Blog Credo

The whole aim of practical politics is to keep the populace alarmed (and hence clamorous to be led to safety) by menacing it with an endless series of hobgoblins, all of them imaginary.

H.L. Mencken

Friday, November 5, 2021

Laws Are For Little People

 This piece is just <chef's kiss>. It's pretty long, so let me summarize. The DC police lodge - basically a social club for all the police unions in the capitol - started selling inscribed bottles of Jack Daniels for a huge mark-up. They made a ton of money off it, and it was startlingly illegal.

The conduct of police unions is problematic in the extreme. Some of the actions of teacher's unions (disclosure: there are no unions in private schools) during the pandemic have been unnecessary. Yet, workers need the protection of unions against things like a Trumpist purge of the public sector jobs or exploitive working conditions in the private sector.
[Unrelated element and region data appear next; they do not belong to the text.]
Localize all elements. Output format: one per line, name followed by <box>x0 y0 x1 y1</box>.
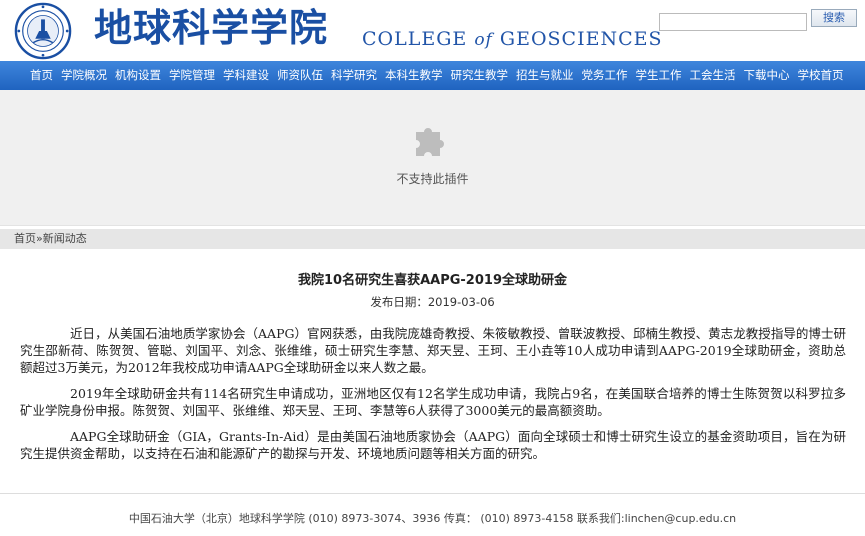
nav-item-management[interactable]: 学院管理 <box>169 61 215 90</box>
puzzle-piece-icon <box>416 128 444 156</box>
search-input[interactable] <box>659 13 807 31</box>
nav-item-overview[interactable]: 学院概况 <box>61 61 107 90</box>
title-en-of: of <box>474 30 493 50</box>
footer-divider <box>0 493 865 494</box>
university-seal-logo[interactable] <box>14 2 72 60</box>
nav-item-admissions[interactable]: 招生与就业 <box>516 61 574 90</box>
nav-item-graduate[interactable]: 研究生教学 <box>451 61 509 90</box>
publish-date: 发布日期：2019-03-06 <box>0 294 865 310</box>
nav-item-downloads[interactable]: 下载中心 <box>744 61 790 90</box>
title-en-suffix: GEOSCIENCES <box>499 28 663 50</box>
article-paragraph: 近日，从美国石油地质学家协会（AAPG）官网获悉，由我院庞雄奇教授、朱筱敏教授、… <box>20 326 846 375</box>
college-title-cn: 地球科学学院 <box>94 6 329 50</box>
nav-item-departments[interactable]: 机构设置 <box>115 61 161 90</box>
main-nav: 首页 学院概况 机构设置 学院管理 学科建设 师资队伍 科学研究 本科生教学 研… <box>0 61 865 90</box>
article-paragraph: AAPG全球助研金（GIA，Grants-In-Aid）是由美国石油地质家协会（… <box>20 429 846 461</box>
plugin-unsupported-message: 不支持此插件 <box>396 172 469 186</box>
title-en-prefix: COLLEGE <box>362 28 468 50</box>
article-paragraph: 2019年全球助研金共有114名研究生申请成功，亚洲地区仅有12名学生成功申请，… <box>20 386 846 418</box>
nav-item-research[interactable]: 科学研究 <box>331 61 377 90</box>
nav-item-union[interactable]: 工会生活 <box>690 61 736 90</box>
search-button[interactable]: 搜索 <box>811 9 857 27</box>
article-title: 我院10名研究生喜获AAPG-2019全球助研金 <box>298 273 567 288</box>
college-title-en: COLLEGE of GEOSCIENCES <box>362 26 663 53</box>
footer-contact: 中国石油大学（北京）地球科学学院 (010) 8973-3074、3936 传真… <box>128 512 737 525</box>
breadcrumb-home-link[interactable]: 首页 <box>14 232 36 245</box>
site-header: 地球科学学院 COLLEGE of GEOSCIENCES 搜索 <box>0 0 865 60</box>
nav-item-home[interactable]: 首页 <box>30 61 53 90</box>
nav-item-student-affairs[interactable]: 学生工作 <box>636 61 682 90</box>
article-body: 近日，从美国石油地质学家协会（AAPG）官网获悉，由我院庞雄奇教授、朱筱敏教授、… <box>20 325 846 471</box>
nav-item-undergrad[interactable]: 本科生教学 <box>385 61 443 90</box>
publish-date-value: 2019-03-06 <box>427 295 495 309</box>
publish-date-label: 发布日期： <box>370 295 428 309</box>
breadcrumb-current-link[interactable]: 新闻动态 <box>43 232 87 245</box>
nav-item-university-home[interactable]: 学校首页 <box>798 61 844 90</box>
plugin-placeholder: 不支持此插件 <box>0 90 865 226</box>
nav-item-disciplines[interactable]: 学科建设 <box>223 61 269 90</box>
breadcrumb: 首页»新闻动态 <box>0 229 865 249</box>
nav-item-party[interactable]: 党务工作 <box>582 61 628 90</box>
breadcrumb-separator: » <box>36 232 43 245</box>
nav-item-faculty[interactable]: 师资队伍 <box>277 61 323 90</box>
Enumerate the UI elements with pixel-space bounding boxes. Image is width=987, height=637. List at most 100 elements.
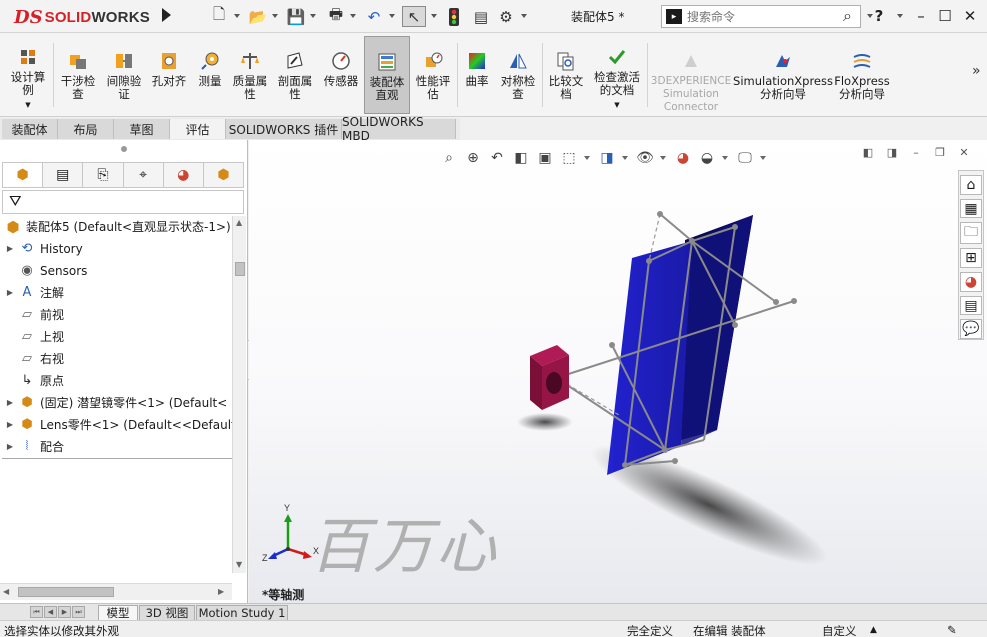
- tree-item[interactable]: ▶ ⦚ 配合: [4, 436, 64, 457]
- open-folder-icon[interactable]: 📂: [247, 6, 269, 27]
- print-dropdown-icon[interactable]: [350, 14, 356, 18]
- tree-item[interactable]: ▱ 右视: [4, 348, 64, 369]
- graphics-viewport[interactable]: Y X Z 百万心 *等轴测 ⌕ ⊕ ↶ ◧ ▣ ⬚ ◨ 👁 ◕ ◒ 🖵 ◧ ◨…: [249, 140, 987, 603]
- tab-property-manager[interactable]: ▤: [43, 163, 84, 187]
- expand-arrow-icon[interactable]: ▶: [4, 244, 16, 253]
- view-settings-dropdown-icon[interactable]: [760, 156, 766, 160]
- options-gear-icon[interactable]: ⚙: [495, 6, 517, 27]
- expand-arrow-icon[interactable]: ▶: [4, 288, 16, 297]
- tab-display-manager[interactable]: ◕: [164, 163, 204, 187]
- view-orientation-dropdown-icon[interactable]: [584, 156, 590, 160]
- sensor-button[interactable]: 传感器: [319, 36, 363, 114]
- mass-properties-button[interactable]: 质量属 性: [228, 36, 272, 114]
- forum-chat-icon[interactable]: 💬: [960, 319, 982, 340]
- select-pointer-icon[interactable]: ↖: [402, 6, 426, 27]
- tab-feature-tree[interactable]: ⬢: [3, 163, 44, 187]
- zoom-to-area-icon[interactable]: ⊕: [463, 148, 483, 168]
- tree-item[interactable]: ▶ ⟲ History: [4, 238, 83, 259]
- viewport-minimize-button[interactable]: –: [907, 144, 925, 160]
- tree-item[interactable]: ◉ Sensors: [4, 260, 87, 281]
- assembly-visualization-button[interactable]: 装配体 直观: [364, 36, 410, 114]
- tab-model[interactable]: 模型: [98, 605, 138, 620]
- open-dropdown-icon[interactable]: [272, 14, 278, 18]
- file-explorer-folder-icon[interactable]: 🗀: [960, 222, 982, 245]
- section-properties-button[interactable]: 剖面属 性: [273, 36, 317, 114]
- simulationxpress-button[interactable]: SimulationXpress 分析向导: [733, 36, 833, 114]
- solidworks-resources-home-icon[interactable]: ⌂: [960, 175, 982, 195]
- curvature-button[interactable]: 曲率: [459, 36, 495, 114]
- tree-item[interactable]: ▶ A 注解: [4, 282, 64, 303]
- display-style-icon[interactable]: ◨: [597, 148, 617, 168]
- scrollbar-thumb[interactable]: [235, 262, 245, 276]
- lens-holder-part[interactable]: [530, 345, 569, 410]
- search-icon[interactable]: ⌕: [843, 6, 852, 26]
- feature-tree-horizontal-scrollbar[interactable]: ◀ ▶: [0, 583, 232, 600]
- new-document-icon[interactable]: 🗋: [208, 5, 230, 27]
- apply-scene-icon[interactable]: ◒: [697, 148, 717, 168]
- view-palette-icon[interactable]: ⊞: [960, 248, 982, 269]
- compare-documents-button[interactable]: 比较文 档: [544, 36, 588, 114]
- tab-layout[interactable]: 布局: [58, 119, 114, 139]
- check-active-document-button[interactable]: 检查激活 的文档 ▼: [590, 36, 644, 114]
- menu-expand-arrow-icon[interactable]: [162, 8, 171, 22]
- viewport-restore-button[interactable]: ❐: [931, 144, 949, 160]
- tree-item[interactable]: ▶ ⬢ Lens零件<1> (Default<<Default: [4, 414, 232, 435]
- status-units[interactable]: 自定义: [822, 623, 857, 637]
- tree-item[interactable]: ▱ 上视: [4, 326, 64, 347]
- measure-button[interactable]: 测量: [192, 36, 228, 114]
- expand-arrow-icon[interactable]: ▶: [4, 420, 16, 429]
- print-icon[interactable]: 🖶: [325, 5, 347, 27]
- feature-tree-vertical-scrollbar[interactable]: ▲ ▼: [232, 216, 246, 573]
- view-orientation-icon[interactable]: ⬚: [559, 148, 579, 168]
- floxpress-button[interactable]: FloXpress 分析向导: [832, 36, 892, 114]
- select-dropdown-icon[interactable]: [431, 14, 437, 18]
- interference-button[interactable]: 干涉检 查: [56, 36, 100, 114]
- hide-show-items-icon[interactable]: 👁: [635, 148, 655, 168]
- scrollbar-thumb[interactable]: [18, 587, 114, 597]
- undo-icon[interactable]: ↶: [363, 6, 385, 27]
- hole-align-button[interactable]: 孔对齐: [148, 36, 190, 114]
- view-settings-monitor-icon[interactable]: 🖵: [735, 148, 755, 168]
- scroll-left-arrow-icon[interactable]: ◀: [3, 587, 9, 596]
- apply-scene-dropdown-icon[interactable]: [722, 156, 728, 160]
- expand-arrow-icon[interactable]: ▶: [4, 442, 16, 451]
- tab-3d-views[interactable]: 3D 视图: [139, 605, 195, 620]
- help-button[interactable]: ?: [868, 5, 890, 27]
- scroll-up-arrow-icon[interactable]: ▲: [236, 218, 242, 227]
- save-icon[interactable]: 💾: [285, 6, 307, 27]
- 3dexperience-connector-button[interactable]: 3DEXPERIENCE Simulation Connector: [650, 36, 732, 114]
- undo-dropdown-icon[interactable]: [389, 14, 395, 18]
- panel-grip-icon[interactable]: [121, 146, 127, 152]
- performance-button[interactable]: 性能评 估: [411, 36, 455, 114]
- display-style-dropdown-icon[interactable]: [622, 156, 628, 160]
- tab-solidworks-addins[interactable]: SOLIDWORKS 插件: [226, 119, 342, 139]
- section-view-icon[interactable]: ◧: [511, 148, 531, 168]
- tree-filter-icon[interactable]: ⛛: [2, 190, 244, 214]
- design-study-button[interactable]: 设计算 例 ▼: [4, 36, 52, 114]
- tab-solidworks-mbd[interactable]: SOLIDWORKS MBD: [342, 115, 456, 143]
- units-dropdown-icon[interactable]: ▲: [870, 625, 877, 635]
- tab-sketch[interactable]: 草图: [114, 119, 170, 139]
- tree-root-assembly[interactable]: ⬢ 装配体5 (Default<直观显示状态-1>): [4, 216, 230, 237]
- symmetry-check-button[interactable]: 对称检 查: [496, 36, 540, 114]
- design-library-icon[interactable]: ▦: [960, 198, 982, 219]
- tab-assembly[interactable]: 装配体: [2, 119, 58, 139]
- minimize-button[interactable]: –: [910, 5, 932, 27]
- more-commands-chevron-icon[interactable]: »: [972, 63, 981, 79]
- edit-appearance-icon[interactable]: ◕: [673, 148, 693, 168]
- options-dropdown-icon[interactable]: [521, 14, 527, 18]
- tab-evaluate[interactable]: 评估: [170, 119, 226, 139]
- close-button[interactable]: ✕: [959, 5, 981, 27]
- maximize-button[interactable]: ☐: [934, 5, 956, 27]
- hide-show-dropdown-icon[interactable]: [660, 156, 666, 160]
- new-dropdown-icon[interactable]: [234, 14, 240, 18]
- file-properties-icon[interactable]: ▤: [470, 6, 492, 27]
- search-commands-box[interactable]: ▸ ⌕: [661, 5, 861, 28]
- tab-cam[interactable]: ⬢: [204, 163, 243, 187]
- solidworks-logo[interactable]: DS SOLIDWORKS: [14, 6, 150, 28]
- previous-view-icon[interactable]: ↶: [487, 148, 507, 168]
- next-tab-arrow-icon[interactable]: ▶: [58, 606, 71, 618]
- tree-item[interactable]: ↳ 原点: [4, 370, 64, 391]
- help-dropdown-icon[interactable]: [897, 14, 903, 18]
- viewport-close-button[interactable]: ✕: [955, 144, 973, 160]
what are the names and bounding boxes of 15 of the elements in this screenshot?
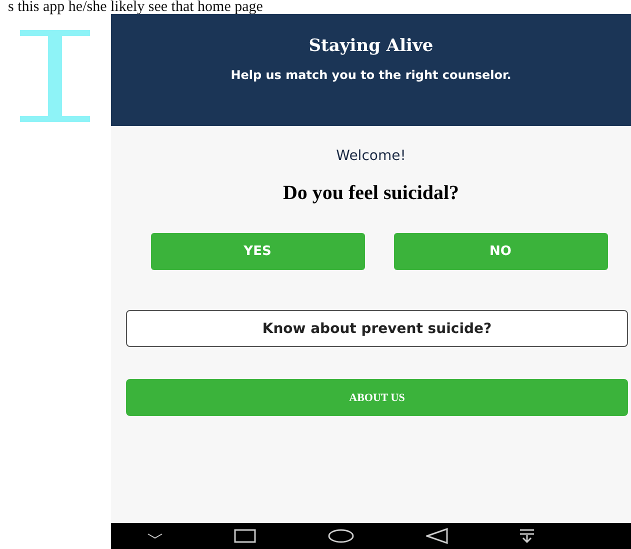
answer-button[interactable]: YES bbox=[150, 233, 364, 270]
circle-icon[interactable] bbox=[328, 529, 354, 543]
ibeam-cursor-icon bbox=[20, 30, 90, 122]
about-button[interactable]: ABOUT US bbox=[126, 379, 628, 416]
chevron-down-icon[interactable] bbox=[146, 533, 163, 539]
back-icon[interactable] bbox=[426, 528, 448, 544]
pull-down-icon[interactable] bbox=[519, 529, 536, 543]
answer-button[interactable]: NO bbox=[394, 233, 608, 270]
caption-text: s this app he/she likely see that home page bbox=[7, 0, 264, 14]
info-button[interactable]: Know about prevent suicide? bbox=[126, 310, 628, 347]
app-title: Staying Alive bbox=[308, 36, 434, 56]
square-icon[interactable] bbox=[234, 529, 256, 543]
app-subtitle: Help us match you to the right counselor. bbox=[230, 68, 512, 82]
question-text: Do you feel suicidal? bbox=[282, 182, 460, 205]
welcome-text: Welcome! bbox=[336, 148, 406, 164]
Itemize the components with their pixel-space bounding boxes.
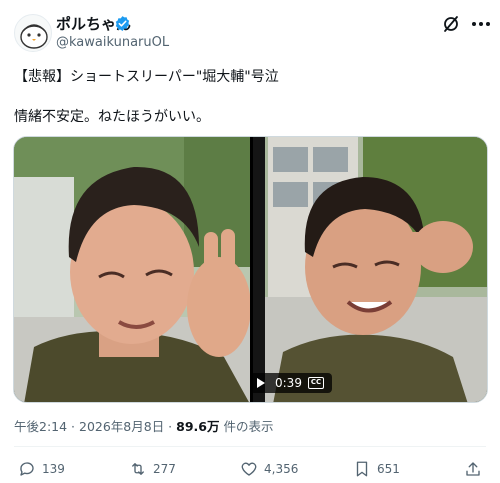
avatar-penguin-icon bbox=[20, 24, 48, 49]
repost-icon bbox=[132, 463, 144, 475]
media-container[interactable] bbox=[13, 136, 488, 403]
reply-button[interactable]: 139 bbox=[18, 458, 65, 480]
reply-icon bbox=[20, 462, 34, 476]
bookmark-button[interactable]: 651 bbox=[353, 458, 400, 480]
more-options-icon[interactable] bbox=[470, 14, 492, 34]
user-handle[interactable]: @kawaikunaruOL bbox=[56, 35, 169, 51]
media-photo-2[interactable] bbox=[253, 137, 488, 403]
grok-icon[interactable] bbox=[441, 14, 461, 34]
post-meta: 午後2:14 · 2026年8月8日 · 89.6万 件の表示 bbox=[14, 419, 273, 435]
closed-captions-icon[interactable]: CC bbox=[308, 377, 324, 389]
media-photo-1[interactable] bbox=[14, 137, 250, 403]
bookmark-count: 651 bbox=[377, 462, 400, 476]
bookmark-icon bbox=[356, 461, 368, 477]
view-count: 89.6万 bbox=[176, 419, 220, 434]
post-text-line-2: 情緒不安定。ねたほうがいい。 bbox=[14, 109, 210, 125]
verified-badge-icon bbox=[115, 16, 130, 31]
repost-count: 277 bbox=[153, 462, 176, 476]
like-count: 4,356 bbox=[264, 462, 299, 476]
share-icon bbox=[466, 462, 480, 476]
post-timestamp[interactable]: 午後2:14 · 2026年8月8日 · bbox=[14, 419, 176, 434]
view-count-suffix: 件の表示 bbox=[219, 419, 274, 434]
video-duration-badge[interactable]: 0:39 CC bbox=[250, 373, 332, 393]
post-text-line-1: 【悲報】ショートスリーパー"堀大輔"号泣 bbox=[14, 69, 279, 85]
share-button[interactable] bbox=[464, 458, 482, 480]
avatar[interactable] bbox=[14, 14, 52, 52]
like-button[interactable]: 4,356 bbox=[240, 458, 298, 480]
repost-button[interactable]: 277 bbox=[129, 458, 176, 480]
divider bbox=[14, 446, 486, 447]
heart-icon bbox=[241, 462, 257, 476]
video-duration: 0:39 bbox=[275, 376, 302, 390]
play-icon[interactable] bbox=[257, 378, 265, 388]
reply-count: 139 bbox=[42, 462, 65, 476]
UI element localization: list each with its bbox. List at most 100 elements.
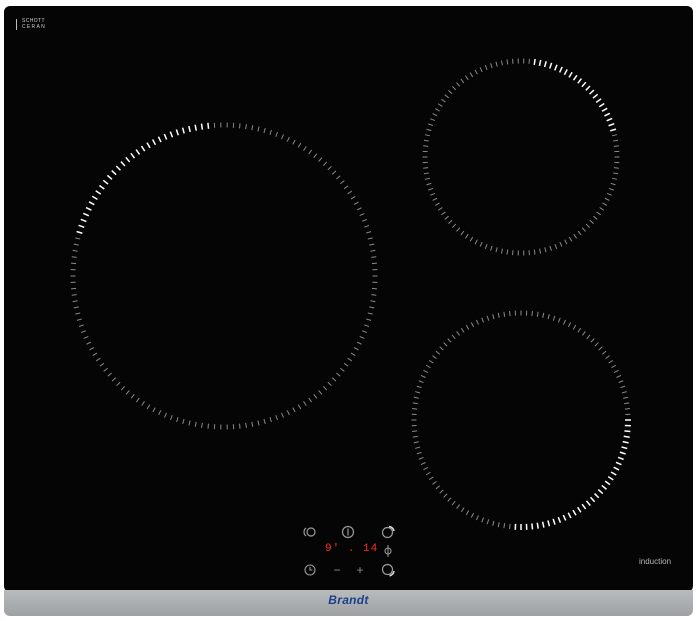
zone-tick-mark — [103, 367, 108, 372]
zone-tick-mark — [448, 219, 453, 224]
zone-tick-mark — [592, 93, 599, 99]
zone-tick-mark — [125, 156, 131, 163]
zone-tick-mark — [78, 224, 85, 229]
zone-tick-mark — [624, 408, 630, 410]
zone-tick-mark — [503, 311, 506, 317]
zone-tick-mark — [599, 207, 605, 211]
zone-tick-mark — [364, 225, 370, 228]
zone-tick-mark — [366, 231, 372, 234]
zone-tick-mark — [589, 219, 594, 224]
zone-tick-mark — [577, 78, 583, 84]
zone-tick-mark — [615, 461, 622, 466]
zone-select-left-icon[interactable] — [381, 544, 395, 558]
zone-tick-mark — [152, 407, 156, 413]
zone-tick-mark — [361, 330, 367, 333]
zone-tick-mark — [500, 248, 503, 254]
zone-tick-mark — [367, 312, 373, 315]
zone-tick-mark — [369, 306, 375, 309]
timer-icon[interactable] — [303, 563, 317, 577]
zone-tick-mark — [194, 124, 198, 131]
zone-tick-mark — [617, 456, 624, 461]
zone-tick-mark — [598, 346, 603, 351]
zone-tick-mark — [125, 390, 130, 395]
zone-tick-mark — [503, 523, 506, 529]
zone-tick-mark — [484, 65, 488, 71]
zone-tick-mark — [292, 139, 296, 145]
bridge-zone-icon[interactable] — [302, 525, 316, 539]
zone-tick-mark — [371, 256, 377, 258]
zone-tick-mark — [490, 245, 493, 251]
zone-tick-mark — [106, 174, 113, 180]
zone-tick-mark — [297, 404, 302, 410]
zone-tick-mark — [544, 247, 547, 253]
zone-tick-mark — [585, 85, 591, 91]
zone-tick-mark — [194, 421, 197, 427]
zone-tick-mark — [415, 391, 421, 394]
zone-tick-mark — [624, 402, 630, 405]
zone-tick-mark — [563, 319, 566, 325]
zone-tick-mark — [201, 422, 203, 428]
zone-tick-mark — [573, 233, 578, 239]
zone-tick-mark — [624, 430, 631, 433]
zone-tick-mark — [448, 90, 453, 95]
zone-tick-mark — [589, 89, 595, 95]
zone-tick-mark — [85, 206, 92, 211]
zone-tick-mark — [594, 342, 599, 347]
power-icon[interactable] — [341, 525, 355, 539]
zone-tick-mark — [336, 175, 341, 180]
zone-tick-mark — [71, 256, 77, 258]
zone-tick-mark — [428, 359, 434, 364]
zone-tick-mark — [456, 331, 460, 336]
zone-tick-mark — [621, 446, 628, 450]
zone-tick-mark — [318, 390, 323, 395]
zone-tick-mark — [412, 402, 418, 405]
plus-button[interactable]: + — [354, 564, 366, 576]
zone-tick-mark — [239, 423, 241, 429]
zone-tick-mark — [327, 165, 332, 171]
zone-tick-mark — [269, 129, 272, 135]
zone-select-top-right-icon[interactable] — [381, 525, 395, 539]
cooking-zone-small[interactable] — [422, 58, 620, 256]
zone-tick-mark — [606, 117, 613, 122]
minus-button[interactable]: − — [331, 564, 343, 576]
zone-tick-mark — [460, 507, 465, 513]
zone-tick-mark — [552, 315, 556, 321]
zone-tick-mark — [602, 202, 608, 206]
zone-tick-mark — [613, 139, 619, 142]
zone-tick-mark — [613, 466, 620, 471]
zone-tick-mark — [610, 182, 616, 186]
zone-tick-mark — [434, 108, 440, 112]
zone-tick-mark — [86, 341, 92, 345]
zone-tick-mark — [340, 180, 345, 185]
zone-tick-mark — [370, 300, 376, 303]
zone-tick-mark — [418, 380, 424, 384]
zone-tick-mark — [577, 327, 582, 333]
zone-tick-mark — [73, 306, 79, 309]
zone-tick-mark — [188, 420, 191, 426]
zone-tick-mark — [424, 177, 431, 180]
zone-tick-mark — [71, 294, 77, 296]
zone-tick-mark — [164, 412, 167, 418]
zone-tick-mark — [432, 113, 438, 117]
zone-tick-mark — [181, 127, 185, 134]
zone-tick-mark — [170, 415, 173, 421]
zone-tick-mark — [432, 355, 437, 359]
cooking-zone-large[interactable] — [70, 122, 378, 430]
zone-tick-mark — [107, 372, 112, 377]
zone-tick-mark — [564, 239, 568, 245]
zone-select-bottom-right-icon[interactable] — [381, 563, 395, 577]
zone-tick-mark — [486, 315, 490, 321]
zone-tick-mark — [115, 165, 121, 171]
zone-tick-mark — [428, 476, 434, 481]
zone-tick-mark — [543, 61, 547, 68]
zone-tick-mark — [451, 223, 457, 228]
zone-tick-mark — [343, 185, 349, 190]
zone-tick-mark — [182, 418, 185, 424]
zone-tick-mark — [464, 233, 469, 239]
zone-tick-mark — [606, 192, 612, 196]
zone-tick-mark — [331, 377, 337, 382]
zone-tick-mark — [464, 75, 469, 81]
zone-tick-mark — [460, 327, 465, 333]
cooking-zone-medium[interactable] — [411, 310, 632, 531]
zone-tick-mark — [531, 311, 533, 317]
Yglesias yesterday proposed using robotic cameras to enforce minor traffic laws to stop racially motivated in-person stops. On the surface, this seems smart, though the parameters of when they would issue a ticket would be critically important. 46 in a 35? When is a rolling stop a stop? In what neighborhoods will the cameras be placed? Just because a technological solution seems cleaner doesn't mean it's better. As Ferguson, Missouri taught us, Black and Brown communities can be exploited as cash cows for municipal governments. 

But reining in cops - especially those protected by unions who themselves are capable of the sort of criminal behavior that would be leverage against a poor person - seems an imperative.